Technically you understood the problem but didn't understand the solution.

It must be so because the first value is equal to the row number. So it can only be divisible by p.

James Tisajokt it must be a convex polygon, so I would say no.

+LostName Ah! I forgot that bit.

imposing the perimeter was not useful when dividing the polygon into two pieces. You can thus do the trick of rotating the cut line until p=q, which seems to solve the 6-case. More generally, this technique works for p^j•2^i

@retepaskab Suppose you want to plot a semi circle around the origin in an (x,y) graph. The way to do this is by using the function y = √(1-x²) Go ahead and plot it in Wolfram alpha to see what it looks like. Note that the plot only has positive y-values in its reach, due to the square root in the function. Now square both sides of this equation to get y² = (1-x²) This equation has the first equation as a solution, as well as the negative of that first equation. The latter plots the negative y-values, thus making another semi-circle. Rearranging the second equation yields x²+y²=1 Note that by adding variables we go into higher dimensions, so with 3 variables we're plotting on a sphere. Or a 3-dimensional circle, but the basic premise that sums of squares add up to a "circle" holds. Hope this helps!

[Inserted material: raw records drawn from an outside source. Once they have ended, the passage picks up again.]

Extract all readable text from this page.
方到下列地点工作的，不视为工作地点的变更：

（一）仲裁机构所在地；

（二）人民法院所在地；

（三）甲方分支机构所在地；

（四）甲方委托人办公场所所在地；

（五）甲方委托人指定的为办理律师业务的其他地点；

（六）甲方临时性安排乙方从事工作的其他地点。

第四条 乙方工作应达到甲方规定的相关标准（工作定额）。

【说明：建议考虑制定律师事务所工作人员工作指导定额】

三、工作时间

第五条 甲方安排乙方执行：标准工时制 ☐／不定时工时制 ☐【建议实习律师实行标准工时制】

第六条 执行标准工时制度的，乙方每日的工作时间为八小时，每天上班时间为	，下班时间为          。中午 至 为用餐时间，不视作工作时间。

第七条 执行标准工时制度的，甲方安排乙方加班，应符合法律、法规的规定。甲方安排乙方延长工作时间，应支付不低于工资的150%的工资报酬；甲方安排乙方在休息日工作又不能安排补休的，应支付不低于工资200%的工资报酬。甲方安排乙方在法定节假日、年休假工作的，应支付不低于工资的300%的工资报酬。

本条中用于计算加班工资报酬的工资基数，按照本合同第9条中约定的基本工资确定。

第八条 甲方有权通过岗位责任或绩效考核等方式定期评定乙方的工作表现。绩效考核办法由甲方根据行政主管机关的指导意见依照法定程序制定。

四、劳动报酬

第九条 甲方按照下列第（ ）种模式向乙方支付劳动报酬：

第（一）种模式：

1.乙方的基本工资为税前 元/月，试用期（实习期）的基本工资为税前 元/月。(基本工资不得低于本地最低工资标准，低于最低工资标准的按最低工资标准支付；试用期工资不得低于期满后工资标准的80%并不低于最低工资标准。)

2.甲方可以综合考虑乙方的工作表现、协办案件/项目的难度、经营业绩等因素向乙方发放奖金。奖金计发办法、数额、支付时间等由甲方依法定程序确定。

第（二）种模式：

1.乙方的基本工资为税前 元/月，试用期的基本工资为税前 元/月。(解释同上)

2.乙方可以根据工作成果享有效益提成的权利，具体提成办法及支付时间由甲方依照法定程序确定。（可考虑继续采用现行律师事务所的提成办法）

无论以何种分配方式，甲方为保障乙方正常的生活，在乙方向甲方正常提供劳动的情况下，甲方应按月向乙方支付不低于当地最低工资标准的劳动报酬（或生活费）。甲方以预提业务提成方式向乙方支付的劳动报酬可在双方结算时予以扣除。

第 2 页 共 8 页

@Moustaffa Nasaj ... That's half arsed backwards. y = ±√(1-x²) is the equation you get from rearranging x²+y²=1 in the first place. If you wanted to explain why x²+y²=1 is an equation of a circle just explain that - After applying the Pythagorean theorem to the coordinates (x,y) you find x²+y² = r² Where r is the distance to the origin (0,0) So, the equation x²+y²=1 is just the previous with r = 1 So the solutions to x²+y²=1 are all the points with a distance of 1 from the origin (0,0) This is, by definition, a circle with radius 1 centered at (0,0).